Особенно сильно — ах, как чувствовал это Габони — любил Лесю Сережа, который жил у ставка в землянке. Жил с младшим братом, а отца и матери у них не было.
Вообще с отцами была какая-то неясность. Почти ни у кого не было отцов: у Коли из Кута — не было, у Фомки с Ильком — не было, только у Леваднего был да у Леси с Ганной, но потом и у них не стало.
Когда девочки приехали на второе лето и он с Фомкой золотистым утром пошел встречать бахмачский поезд, Габони сразу понял, что у Леси и Ганы теперь тоже нет отца.
Что-то трудно объяснимое присутствовало в детях, у которых не было отцов. В этом необъяснимом были и тайная печаль, и униженность, и страх, и беззащитность, и некоторая развязность.

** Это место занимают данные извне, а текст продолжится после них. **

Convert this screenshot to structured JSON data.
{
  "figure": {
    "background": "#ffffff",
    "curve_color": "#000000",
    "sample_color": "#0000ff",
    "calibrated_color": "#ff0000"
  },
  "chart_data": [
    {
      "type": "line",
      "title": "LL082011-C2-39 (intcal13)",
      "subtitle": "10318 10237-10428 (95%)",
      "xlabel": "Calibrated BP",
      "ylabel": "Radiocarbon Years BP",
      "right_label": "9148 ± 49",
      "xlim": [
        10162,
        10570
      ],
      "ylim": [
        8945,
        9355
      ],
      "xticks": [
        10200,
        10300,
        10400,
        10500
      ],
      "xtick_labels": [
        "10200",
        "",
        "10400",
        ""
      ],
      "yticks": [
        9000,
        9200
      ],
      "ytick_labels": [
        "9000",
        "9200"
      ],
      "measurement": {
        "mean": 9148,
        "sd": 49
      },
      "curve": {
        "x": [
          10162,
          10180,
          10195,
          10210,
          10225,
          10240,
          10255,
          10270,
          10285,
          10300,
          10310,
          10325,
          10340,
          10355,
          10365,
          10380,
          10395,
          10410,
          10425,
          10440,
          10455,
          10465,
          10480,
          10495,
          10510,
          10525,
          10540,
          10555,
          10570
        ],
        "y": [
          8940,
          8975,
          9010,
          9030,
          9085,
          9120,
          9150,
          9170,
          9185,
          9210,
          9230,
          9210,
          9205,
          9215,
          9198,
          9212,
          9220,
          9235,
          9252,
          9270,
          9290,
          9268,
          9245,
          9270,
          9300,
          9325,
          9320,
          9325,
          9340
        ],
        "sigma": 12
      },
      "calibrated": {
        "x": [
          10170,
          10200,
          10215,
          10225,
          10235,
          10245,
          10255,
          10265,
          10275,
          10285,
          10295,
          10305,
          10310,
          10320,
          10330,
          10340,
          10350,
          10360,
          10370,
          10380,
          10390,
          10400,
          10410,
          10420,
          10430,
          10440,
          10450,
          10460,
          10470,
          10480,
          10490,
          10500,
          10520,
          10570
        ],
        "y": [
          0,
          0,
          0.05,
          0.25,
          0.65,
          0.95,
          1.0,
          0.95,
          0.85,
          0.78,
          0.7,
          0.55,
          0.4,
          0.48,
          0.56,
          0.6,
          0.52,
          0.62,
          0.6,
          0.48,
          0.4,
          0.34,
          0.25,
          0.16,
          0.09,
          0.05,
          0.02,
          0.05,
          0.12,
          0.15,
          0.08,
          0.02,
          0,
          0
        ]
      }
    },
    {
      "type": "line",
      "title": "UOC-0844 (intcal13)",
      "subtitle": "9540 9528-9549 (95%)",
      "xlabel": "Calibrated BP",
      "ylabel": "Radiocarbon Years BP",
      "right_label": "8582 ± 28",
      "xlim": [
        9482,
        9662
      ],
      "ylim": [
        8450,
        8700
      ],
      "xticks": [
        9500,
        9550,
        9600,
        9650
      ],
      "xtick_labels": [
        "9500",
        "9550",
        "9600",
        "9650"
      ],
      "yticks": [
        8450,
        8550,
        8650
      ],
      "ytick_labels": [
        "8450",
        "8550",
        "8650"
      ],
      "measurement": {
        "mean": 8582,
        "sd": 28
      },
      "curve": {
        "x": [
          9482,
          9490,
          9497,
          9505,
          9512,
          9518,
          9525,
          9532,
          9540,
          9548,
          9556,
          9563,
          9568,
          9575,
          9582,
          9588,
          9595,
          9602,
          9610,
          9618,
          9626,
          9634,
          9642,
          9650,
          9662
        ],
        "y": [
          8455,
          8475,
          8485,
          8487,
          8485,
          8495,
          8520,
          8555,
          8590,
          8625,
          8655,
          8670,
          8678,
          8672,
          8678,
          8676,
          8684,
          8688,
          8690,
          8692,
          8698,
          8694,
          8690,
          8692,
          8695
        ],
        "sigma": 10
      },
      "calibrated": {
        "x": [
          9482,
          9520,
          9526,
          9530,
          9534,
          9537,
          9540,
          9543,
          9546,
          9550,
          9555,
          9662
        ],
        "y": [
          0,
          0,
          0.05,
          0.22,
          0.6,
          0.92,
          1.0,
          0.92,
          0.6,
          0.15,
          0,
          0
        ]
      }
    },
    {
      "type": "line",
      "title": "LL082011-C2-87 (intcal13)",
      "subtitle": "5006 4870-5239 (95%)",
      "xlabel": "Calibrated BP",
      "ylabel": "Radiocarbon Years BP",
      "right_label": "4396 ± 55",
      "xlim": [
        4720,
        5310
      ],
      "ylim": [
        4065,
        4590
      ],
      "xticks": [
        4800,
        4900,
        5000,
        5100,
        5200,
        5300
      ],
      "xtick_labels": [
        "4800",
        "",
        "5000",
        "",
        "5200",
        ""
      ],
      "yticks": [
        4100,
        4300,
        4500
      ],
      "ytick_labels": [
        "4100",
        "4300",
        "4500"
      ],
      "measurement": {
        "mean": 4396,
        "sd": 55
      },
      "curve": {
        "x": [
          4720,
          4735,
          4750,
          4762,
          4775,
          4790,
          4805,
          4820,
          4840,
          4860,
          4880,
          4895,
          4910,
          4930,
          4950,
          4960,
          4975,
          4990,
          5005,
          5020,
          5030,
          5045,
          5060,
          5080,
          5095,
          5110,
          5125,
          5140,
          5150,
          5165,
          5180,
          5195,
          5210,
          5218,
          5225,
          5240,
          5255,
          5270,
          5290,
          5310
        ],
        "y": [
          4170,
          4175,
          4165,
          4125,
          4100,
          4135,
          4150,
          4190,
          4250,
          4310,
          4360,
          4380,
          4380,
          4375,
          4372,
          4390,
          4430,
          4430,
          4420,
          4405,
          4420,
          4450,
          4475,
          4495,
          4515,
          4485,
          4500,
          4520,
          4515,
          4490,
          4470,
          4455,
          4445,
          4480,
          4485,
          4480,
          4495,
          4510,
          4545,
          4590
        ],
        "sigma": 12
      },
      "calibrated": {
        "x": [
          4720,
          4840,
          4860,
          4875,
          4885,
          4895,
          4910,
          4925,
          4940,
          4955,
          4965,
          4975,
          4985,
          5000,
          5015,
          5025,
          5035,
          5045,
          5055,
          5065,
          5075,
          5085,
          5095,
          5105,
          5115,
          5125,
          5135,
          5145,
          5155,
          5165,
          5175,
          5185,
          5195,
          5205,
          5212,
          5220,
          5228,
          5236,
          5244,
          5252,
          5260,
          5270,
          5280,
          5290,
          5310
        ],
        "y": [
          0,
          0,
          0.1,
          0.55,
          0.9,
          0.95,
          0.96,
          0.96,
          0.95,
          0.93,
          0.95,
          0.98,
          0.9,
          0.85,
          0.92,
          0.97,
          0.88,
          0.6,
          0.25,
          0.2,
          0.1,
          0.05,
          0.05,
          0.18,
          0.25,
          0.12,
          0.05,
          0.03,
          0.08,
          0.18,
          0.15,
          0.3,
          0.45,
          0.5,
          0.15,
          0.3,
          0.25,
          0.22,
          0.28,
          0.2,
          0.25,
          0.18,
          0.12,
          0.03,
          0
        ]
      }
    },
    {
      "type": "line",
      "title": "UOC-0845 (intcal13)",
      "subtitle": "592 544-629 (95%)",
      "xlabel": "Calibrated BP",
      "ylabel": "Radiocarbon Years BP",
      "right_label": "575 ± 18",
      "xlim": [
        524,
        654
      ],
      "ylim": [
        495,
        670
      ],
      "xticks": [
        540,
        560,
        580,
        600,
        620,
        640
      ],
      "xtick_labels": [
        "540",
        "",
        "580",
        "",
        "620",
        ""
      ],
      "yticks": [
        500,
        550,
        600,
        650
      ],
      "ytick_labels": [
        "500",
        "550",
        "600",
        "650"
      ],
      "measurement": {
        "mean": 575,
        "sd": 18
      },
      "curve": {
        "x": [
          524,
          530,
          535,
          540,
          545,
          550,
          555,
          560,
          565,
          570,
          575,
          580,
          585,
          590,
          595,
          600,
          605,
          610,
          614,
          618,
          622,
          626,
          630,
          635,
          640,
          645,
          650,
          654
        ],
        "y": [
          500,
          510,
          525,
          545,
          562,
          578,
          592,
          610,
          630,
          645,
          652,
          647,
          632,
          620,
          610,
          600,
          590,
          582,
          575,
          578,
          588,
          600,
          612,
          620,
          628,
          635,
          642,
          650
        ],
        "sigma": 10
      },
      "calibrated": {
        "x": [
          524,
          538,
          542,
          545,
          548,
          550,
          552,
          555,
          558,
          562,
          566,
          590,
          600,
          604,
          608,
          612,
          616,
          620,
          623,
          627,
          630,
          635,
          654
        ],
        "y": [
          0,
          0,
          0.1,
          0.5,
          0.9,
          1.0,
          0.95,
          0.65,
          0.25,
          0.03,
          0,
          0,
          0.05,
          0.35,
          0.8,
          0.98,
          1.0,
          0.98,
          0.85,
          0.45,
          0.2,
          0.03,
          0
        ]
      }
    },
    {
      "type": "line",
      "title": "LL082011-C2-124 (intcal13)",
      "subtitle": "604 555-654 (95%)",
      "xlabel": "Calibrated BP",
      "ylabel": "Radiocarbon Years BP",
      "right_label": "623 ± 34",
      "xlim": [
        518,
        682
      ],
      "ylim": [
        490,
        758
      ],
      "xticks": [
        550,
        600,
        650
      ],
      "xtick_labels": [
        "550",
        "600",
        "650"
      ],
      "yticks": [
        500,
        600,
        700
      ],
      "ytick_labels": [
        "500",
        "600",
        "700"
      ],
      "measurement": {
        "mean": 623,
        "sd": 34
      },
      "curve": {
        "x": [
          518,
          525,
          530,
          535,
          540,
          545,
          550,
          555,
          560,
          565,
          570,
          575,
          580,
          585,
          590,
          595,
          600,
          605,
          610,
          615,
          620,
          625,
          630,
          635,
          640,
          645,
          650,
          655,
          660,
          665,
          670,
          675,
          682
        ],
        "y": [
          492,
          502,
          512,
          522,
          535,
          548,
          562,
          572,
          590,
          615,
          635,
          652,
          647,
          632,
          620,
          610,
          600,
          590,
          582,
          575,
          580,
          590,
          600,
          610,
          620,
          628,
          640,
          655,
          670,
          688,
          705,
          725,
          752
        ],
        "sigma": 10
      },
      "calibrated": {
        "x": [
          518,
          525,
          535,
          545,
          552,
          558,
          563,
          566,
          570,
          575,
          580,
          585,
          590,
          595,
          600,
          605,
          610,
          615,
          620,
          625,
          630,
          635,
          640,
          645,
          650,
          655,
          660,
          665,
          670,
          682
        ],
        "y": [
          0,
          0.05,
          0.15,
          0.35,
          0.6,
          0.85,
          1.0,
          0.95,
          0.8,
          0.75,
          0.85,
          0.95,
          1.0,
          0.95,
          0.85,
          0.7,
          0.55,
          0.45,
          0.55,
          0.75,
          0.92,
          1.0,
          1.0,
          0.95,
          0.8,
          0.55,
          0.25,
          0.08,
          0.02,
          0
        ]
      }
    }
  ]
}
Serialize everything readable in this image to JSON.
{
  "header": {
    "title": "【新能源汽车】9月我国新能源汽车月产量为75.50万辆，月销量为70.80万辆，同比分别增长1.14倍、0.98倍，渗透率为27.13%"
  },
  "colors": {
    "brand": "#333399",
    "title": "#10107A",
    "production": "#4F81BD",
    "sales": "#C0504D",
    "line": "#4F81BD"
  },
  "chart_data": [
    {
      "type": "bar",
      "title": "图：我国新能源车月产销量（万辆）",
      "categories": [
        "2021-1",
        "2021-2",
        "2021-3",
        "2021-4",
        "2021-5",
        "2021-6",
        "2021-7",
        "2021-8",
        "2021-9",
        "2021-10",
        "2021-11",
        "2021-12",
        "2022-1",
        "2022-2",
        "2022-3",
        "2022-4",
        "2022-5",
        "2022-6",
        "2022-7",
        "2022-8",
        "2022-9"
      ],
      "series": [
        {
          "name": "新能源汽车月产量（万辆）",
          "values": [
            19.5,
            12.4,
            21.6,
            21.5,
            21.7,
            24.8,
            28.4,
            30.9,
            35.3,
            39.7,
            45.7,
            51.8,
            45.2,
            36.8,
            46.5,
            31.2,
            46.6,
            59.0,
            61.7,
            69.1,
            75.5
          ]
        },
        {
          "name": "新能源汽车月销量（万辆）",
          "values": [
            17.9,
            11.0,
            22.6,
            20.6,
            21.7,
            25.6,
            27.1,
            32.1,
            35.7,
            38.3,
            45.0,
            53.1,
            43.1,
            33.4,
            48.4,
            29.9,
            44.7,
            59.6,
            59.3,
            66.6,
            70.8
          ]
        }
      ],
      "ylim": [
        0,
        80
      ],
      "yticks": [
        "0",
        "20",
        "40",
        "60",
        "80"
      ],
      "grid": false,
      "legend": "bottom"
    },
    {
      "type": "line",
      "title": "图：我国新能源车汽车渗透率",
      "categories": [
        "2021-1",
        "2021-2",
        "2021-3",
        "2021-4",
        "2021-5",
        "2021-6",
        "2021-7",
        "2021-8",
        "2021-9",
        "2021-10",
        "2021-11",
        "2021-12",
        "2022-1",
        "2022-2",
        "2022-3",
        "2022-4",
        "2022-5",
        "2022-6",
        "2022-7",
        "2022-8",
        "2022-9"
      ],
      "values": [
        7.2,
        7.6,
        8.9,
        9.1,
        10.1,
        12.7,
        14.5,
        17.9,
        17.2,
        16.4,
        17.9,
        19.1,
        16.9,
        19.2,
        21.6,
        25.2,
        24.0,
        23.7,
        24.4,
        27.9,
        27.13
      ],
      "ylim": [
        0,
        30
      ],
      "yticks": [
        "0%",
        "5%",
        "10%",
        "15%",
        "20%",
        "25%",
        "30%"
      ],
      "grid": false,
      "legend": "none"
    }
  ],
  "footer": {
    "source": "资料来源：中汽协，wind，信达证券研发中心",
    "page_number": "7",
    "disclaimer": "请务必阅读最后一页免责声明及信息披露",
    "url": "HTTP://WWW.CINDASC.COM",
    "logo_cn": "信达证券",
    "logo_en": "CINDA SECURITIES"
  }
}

Девочки храбрились, рассказывали что-то веселое, пока Фомка, тащивший их легкий чемодан, не остановился и не спросил:
— А сколько Тарасу Андреевичу дали?
Девчонки замолчали, потом Ганна ответила коротко: «Десять».
— Никому здесь не говорите.
— Конечно. Мы понимаем.
И самым ужасным было то чувство, которое ощутил Габони в Фомке: Фомка был доволен, что у них теперь тоже нет отца!
Но, несмотря на то, что теперь у Леси и Ганны тоже не было отца (он исчез загадочно, как все отцы, потому что о нем больше никогда не вспоминали), так вот, несмотря на это, снова праздником потекло лето. Дома девчонки только завтракали и ужинали, а так — все время на улице.
Обязанностей было мало. Одну очень любили — пасти «в очередь» стадо улицы Застанция.
С вечера Бабушка готовила холщовую торбу со всякими яствами: большими ржаными пирогами с вишней, нежным бруском сала, бутылкой молока, двумя бутылками восхитительного «ситро» и даже круглыми конфетами с начинкой из патоки в газетном кулечке.
Вообще-то пас Габони, он бдительно следил за дисциплиной коров, покусывая их за ноги, чтоб не разбредались, пока вся компания (мальчишки конечно же увязывались тоже) играла в подкидного дурака.
Они, конечно, были беспечны и иногда могли пропустить самое главное — довольно отвратительную сцену, когда бык взбирался на одну из коров, а в их обязанности входило доложить вечером об этом факте хозяевам коровы.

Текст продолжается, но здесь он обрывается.